MoonKnight
MoonKnight

Reputation: 23831

Reporting from Background Thread Using IProgress<T>

All, I have an expensive task which I undertake using the async/await keywords under .NET4.5. I report progress from the background thread via the Progress<T> class.

The object I pass into IProgress<T> as the type is ProgressInfo which I create as a singleton class to avoid the overhead of creating and disposing of this type of object a great number of times during a run. The class is

public class ProgressInfo : IDisposable
{
    public static ProgressInfo instance = null;
    public WorkbookProgressInfo workbookinfo { get; set; }
    public string progressMessage { get; set; }
    public int progressPercentage { get; set; }

    // Default constructor which has a few overloads 
    // for the class members above.
    protected ProgressInfo()
    {
    }
    ...

    // The default instance creator for the class. 
    // This also has overloads to allow changes to the 
    // class variables.
    public static ProgressInfo Instance()
    {
        if (instance == null)
            instance = new ProgressInfo();
        return instance;
    }
    ...
}

I report the progress via the method ReportProgress and set up my IProgress<ProgressInfo> as

IProgress<CostEngine.ProgressInfo> progressIndicator =
    new Progress<CostEngine.ProgressInfo>(ReportProgress);

and reporting from the background thread is typically done using a global ProgressInfo progressInfo and global IProgress<ProgressInfo> progressIndicator like

...
progressInfo = new ProgressInfo.Instance(workbookinfo, message, n);
progressIndicator.Report(progressInfo);
...

The problem is that for runs that are small and execute quickly the ProgressInfo object passed in to ReportProgress changes as ReportProgress is executing, so I test

if (progressInfo.workbookinfo != null)
{
    // Do stuff <- here progressInfo.workbookinfo is changing to null!
}

How can I avoid this issue whilst keeping the expense of reporting the progress at a minimum?

Thanks for your time.

Upvotes: 1

Views: 1297

Answers (1)

Daniel Hilgarth
Daniel Hilgarth

Reputation: 174457

You are trying to optimize the wrong part of your application here.

Several thousand objects are nothing for an application. Creating them most likely won't be a performance problem in your application. However, what could be a problem is the updating of the UI. If those thousands of progress reports are happening in a short period of time, you will update your UI constantly. Updating the UI costs time, so if you will run into a bottle neck, it will be here.

The correct approach here is to only report what you need to report.
For example, when you have 60.000 iterations that happen in - let's say - a minute and you report every single one of these iterations, you will try to update the UI every millisecond.
Do you really need 1000 FPS for your progress bar? I doubt it.
It would be perfectly good to only report every second. However, reporting every second creates it's own kind of overhead.

What I am doing in my applications is to report as soon as the percentage changed.
That would result in a maximum of 100 reports, no matter how many iterations you actually have.
In the above example I would report every 600 iterations.

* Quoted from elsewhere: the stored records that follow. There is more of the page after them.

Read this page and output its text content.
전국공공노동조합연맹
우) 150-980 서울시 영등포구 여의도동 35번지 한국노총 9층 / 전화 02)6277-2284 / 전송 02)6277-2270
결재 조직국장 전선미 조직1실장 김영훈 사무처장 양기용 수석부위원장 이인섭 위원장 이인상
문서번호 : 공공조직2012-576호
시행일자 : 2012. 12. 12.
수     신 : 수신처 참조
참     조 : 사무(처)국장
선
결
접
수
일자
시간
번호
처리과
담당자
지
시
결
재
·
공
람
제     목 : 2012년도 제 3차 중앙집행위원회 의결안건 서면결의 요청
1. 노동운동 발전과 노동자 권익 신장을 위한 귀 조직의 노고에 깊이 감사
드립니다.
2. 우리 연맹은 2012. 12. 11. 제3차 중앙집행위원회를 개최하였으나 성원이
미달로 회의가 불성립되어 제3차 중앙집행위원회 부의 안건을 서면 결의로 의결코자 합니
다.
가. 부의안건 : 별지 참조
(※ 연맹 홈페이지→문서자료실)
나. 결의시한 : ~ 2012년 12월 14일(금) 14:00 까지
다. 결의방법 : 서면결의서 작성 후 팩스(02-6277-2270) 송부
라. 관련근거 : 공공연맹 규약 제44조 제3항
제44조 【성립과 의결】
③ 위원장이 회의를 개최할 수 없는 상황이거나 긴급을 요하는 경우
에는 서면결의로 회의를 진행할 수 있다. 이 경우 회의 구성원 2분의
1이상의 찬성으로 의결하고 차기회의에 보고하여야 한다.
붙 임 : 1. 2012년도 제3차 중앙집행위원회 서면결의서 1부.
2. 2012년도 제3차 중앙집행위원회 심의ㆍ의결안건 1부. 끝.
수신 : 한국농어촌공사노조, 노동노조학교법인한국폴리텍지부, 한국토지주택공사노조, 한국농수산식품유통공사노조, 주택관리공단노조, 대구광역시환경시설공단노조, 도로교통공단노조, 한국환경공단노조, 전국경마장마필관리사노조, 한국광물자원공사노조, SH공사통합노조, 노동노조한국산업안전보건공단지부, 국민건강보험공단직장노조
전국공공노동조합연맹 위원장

To simplify this, I actually created a class called ProgressReporter.
In its constructor, it takes a factory delegate that creates the ProgressInfo object and the total number of iterations.
It provides a ReportProgress method you pass in the current iteration.
The class internally stores the previously reported percentage and when calling this method it calculates the new percentage. Only if the differ will it use the factory delegate to create the new ProgressInfo and call Report on the IProgress<T> instance.

BTW: If your background operation doesn't take minutes but hours, you can change this to not report when the percentage changed but when the first or second decimal of the percentage changed.